WHAT GUYS SAY AND WHAT THEY MEAN

They say: It's just orange juice, try it
They mean: 3 more shots, and she'll have her legs around my head
They say: She's kinda cute
They mean: I wanna bang her til I'm blue
They say: I dunno if I like her
They mean: She won't blow me
They say: I need you
They mean: My hand is tired
They say: I had her
They mean: I had wet dreams about her all week
They say: I really wanna get to know you better
They mean: So we can do what I tell my friends we do already
They say: How do I compare with all your other boyfriends?
They mean: Is my penis really that small?
They say: You're the only girl I've ever cared about
They mean: You're the only girl that hasn't rejected me
They say: I want you back
They mean: ...for tonight anyway
They say: We've been through so much together
They mean: If not for you, I never would've lost my virginity
They say: I miss you so much
They mean: I'm so horny that my roommate is starting to look good
They say: No, I don't wanna dance right now
They mean: Shoot! She'll know that I have a hard-on!
They say: The break-up should not start for another few hours~
They mean: I wanna have sex a few more times
They say: I'm different from all the other guys
They mean: I'm not circumcised

Submitted by Roger Rodriguez from Mexico on April 10/99.

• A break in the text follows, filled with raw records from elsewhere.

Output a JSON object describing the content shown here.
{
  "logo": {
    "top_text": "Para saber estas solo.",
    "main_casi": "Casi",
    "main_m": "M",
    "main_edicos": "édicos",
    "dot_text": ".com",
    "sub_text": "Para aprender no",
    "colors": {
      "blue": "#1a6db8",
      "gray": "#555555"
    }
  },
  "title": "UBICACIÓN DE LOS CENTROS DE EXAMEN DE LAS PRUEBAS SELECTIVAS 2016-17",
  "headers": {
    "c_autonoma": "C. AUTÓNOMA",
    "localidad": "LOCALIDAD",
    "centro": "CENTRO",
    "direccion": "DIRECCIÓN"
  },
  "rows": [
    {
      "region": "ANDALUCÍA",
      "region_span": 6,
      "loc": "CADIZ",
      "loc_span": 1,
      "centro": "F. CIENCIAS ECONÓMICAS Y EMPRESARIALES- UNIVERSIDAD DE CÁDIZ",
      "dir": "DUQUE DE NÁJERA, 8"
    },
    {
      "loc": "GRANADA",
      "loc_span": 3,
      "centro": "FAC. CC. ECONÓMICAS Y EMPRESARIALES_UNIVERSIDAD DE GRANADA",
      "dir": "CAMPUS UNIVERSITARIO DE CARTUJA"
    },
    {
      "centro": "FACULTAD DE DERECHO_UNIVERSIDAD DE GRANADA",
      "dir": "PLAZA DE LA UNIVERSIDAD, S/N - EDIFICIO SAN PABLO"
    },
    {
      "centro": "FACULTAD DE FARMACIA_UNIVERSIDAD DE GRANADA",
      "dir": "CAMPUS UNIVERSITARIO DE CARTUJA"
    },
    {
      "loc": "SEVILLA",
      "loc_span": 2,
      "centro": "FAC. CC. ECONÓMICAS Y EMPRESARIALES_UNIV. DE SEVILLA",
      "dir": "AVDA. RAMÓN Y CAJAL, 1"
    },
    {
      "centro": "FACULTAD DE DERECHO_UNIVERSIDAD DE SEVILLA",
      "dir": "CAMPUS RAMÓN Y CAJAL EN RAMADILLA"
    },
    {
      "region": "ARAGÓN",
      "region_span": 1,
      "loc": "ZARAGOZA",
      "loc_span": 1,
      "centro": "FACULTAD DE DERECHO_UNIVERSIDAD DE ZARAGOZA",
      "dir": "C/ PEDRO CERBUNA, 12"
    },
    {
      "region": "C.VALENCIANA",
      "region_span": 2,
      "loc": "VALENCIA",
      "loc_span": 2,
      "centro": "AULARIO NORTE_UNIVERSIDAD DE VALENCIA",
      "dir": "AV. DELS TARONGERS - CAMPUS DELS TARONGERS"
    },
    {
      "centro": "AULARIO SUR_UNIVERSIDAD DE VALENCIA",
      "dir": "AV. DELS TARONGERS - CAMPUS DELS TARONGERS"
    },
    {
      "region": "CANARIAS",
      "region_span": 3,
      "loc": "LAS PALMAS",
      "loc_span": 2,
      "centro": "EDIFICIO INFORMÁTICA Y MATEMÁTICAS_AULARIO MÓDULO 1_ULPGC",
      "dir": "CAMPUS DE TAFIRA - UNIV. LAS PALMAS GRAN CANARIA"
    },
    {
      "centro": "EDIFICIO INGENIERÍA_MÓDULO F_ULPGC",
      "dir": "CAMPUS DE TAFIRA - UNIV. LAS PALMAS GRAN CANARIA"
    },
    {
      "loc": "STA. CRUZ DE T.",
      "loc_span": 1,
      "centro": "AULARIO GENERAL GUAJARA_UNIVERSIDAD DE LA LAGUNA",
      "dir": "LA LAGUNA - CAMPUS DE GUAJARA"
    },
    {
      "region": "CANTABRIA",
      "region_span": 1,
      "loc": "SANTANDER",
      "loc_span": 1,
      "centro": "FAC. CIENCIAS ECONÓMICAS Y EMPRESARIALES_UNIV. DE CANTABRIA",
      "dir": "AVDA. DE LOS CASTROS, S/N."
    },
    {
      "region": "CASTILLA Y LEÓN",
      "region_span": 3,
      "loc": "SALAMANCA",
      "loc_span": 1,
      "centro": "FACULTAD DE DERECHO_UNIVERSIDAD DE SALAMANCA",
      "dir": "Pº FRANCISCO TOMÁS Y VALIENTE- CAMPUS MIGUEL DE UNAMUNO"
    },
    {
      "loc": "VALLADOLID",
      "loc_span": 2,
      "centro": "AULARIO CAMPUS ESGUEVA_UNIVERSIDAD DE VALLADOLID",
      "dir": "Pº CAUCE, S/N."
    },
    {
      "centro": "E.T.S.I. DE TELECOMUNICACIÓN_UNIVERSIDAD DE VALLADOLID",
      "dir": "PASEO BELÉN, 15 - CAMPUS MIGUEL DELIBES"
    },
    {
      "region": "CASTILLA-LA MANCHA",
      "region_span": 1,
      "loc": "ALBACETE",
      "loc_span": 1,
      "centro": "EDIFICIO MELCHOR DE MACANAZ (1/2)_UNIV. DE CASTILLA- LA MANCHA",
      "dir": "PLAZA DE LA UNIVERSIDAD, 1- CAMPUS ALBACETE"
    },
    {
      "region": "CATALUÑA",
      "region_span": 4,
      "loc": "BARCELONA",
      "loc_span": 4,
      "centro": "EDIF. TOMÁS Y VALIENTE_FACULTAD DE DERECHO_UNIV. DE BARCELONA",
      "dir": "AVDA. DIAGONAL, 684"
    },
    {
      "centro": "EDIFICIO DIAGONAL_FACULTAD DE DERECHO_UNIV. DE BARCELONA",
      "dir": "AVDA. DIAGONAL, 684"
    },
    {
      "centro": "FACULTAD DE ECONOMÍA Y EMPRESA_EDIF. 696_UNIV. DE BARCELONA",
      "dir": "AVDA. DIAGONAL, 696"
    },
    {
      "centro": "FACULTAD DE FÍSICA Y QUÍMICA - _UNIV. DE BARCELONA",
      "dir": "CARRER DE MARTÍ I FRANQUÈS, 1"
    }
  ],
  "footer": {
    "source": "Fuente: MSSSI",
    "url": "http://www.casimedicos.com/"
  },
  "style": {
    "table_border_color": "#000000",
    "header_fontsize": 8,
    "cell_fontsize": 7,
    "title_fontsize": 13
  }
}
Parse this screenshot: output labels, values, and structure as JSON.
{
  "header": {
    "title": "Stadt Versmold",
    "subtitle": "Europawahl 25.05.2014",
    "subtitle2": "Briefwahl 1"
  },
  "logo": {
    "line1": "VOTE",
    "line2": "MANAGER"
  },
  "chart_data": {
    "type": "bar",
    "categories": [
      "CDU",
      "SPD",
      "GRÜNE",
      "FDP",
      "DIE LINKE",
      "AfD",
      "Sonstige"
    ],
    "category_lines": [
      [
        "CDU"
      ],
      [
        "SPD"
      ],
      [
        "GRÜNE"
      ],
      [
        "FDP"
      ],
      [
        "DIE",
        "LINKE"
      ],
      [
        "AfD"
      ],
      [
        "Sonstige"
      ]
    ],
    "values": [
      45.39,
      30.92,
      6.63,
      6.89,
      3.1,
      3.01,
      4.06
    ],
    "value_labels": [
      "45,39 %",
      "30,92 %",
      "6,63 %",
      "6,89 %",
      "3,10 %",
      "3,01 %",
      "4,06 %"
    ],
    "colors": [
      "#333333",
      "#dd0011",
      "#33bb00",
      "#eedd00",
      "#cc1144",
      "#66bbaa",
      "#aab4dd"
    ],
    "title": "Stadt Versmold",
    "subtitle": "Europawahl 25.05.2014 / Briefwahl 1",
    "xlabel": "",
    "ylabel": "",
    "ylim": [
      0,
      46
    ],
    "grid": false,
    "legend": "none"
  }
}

A man took his wife to a Broadway show. During the first intermission he had to take a leak in the meanest way, so he hurried to find the bathrooms.
He searched in vain for the bathrooms, but he finally found a beautiful fountain with foliage, and nobody was watching, so he decided to take a leak right there.
When he finally got back into the auditorium, the second act had already begun. He searched in the dark until he found his wife. "Did I miss much of the second act?" he asked.
"Miss it?" she said, "You were in it!"

Submitted by Bill Millar from Tasmania, Australia on April 11/99


He Who Brags Last

Four guys are telling stories in a bar. One guy leaves for a bathroom break. Three guys are left. The first guy says, "I was worried that my son was gonna be a loser because he started out washing cars for a local dealership. Turns out that he got a break though. They made him a salesman and he sold so many cars that he bought the dealership. In fact, he's so successful that he just gave his best friend a new Mercedes for his birthday."
The second guy says, "I was worried about my son too because he started out raking leaves for a Realtor. Turns out HE too got a break. They made him a commissioned salesman, and he eventually bought the Real Estate firm. In fact, he's so successful that he just gave his best friend a new house for his birthday."
The third guy says, "Yeah, I hear you on that. My son started out sweeping floors in a brokerage firm. He had a similar break after years of hard work. In fact, he's so rich now that he just gave HIS best friend a million in stock for his birthday."
The fourth guy comes back from the can. The first 3 explain that they were telling stories about their kids, so he says, "Well, I learned something new about my son recently. He started out as a hairdresser and is STILL a hairdresser after 15 years. That used to worry me for his financial future, but not anymore. I also learned that he's gay and has several boyfriends."
"Really?" says one of the others, "was that a shock for you to learn?"
"Well, sort of. I've come to understand that there are more than a few ways to have the best in life. He does very well for himself. For example, his boyfriends bought him a new Mercedes, a new house, and a million in stock for his birthday!"

Submitted by Eddie Wilson from England on April 11/99.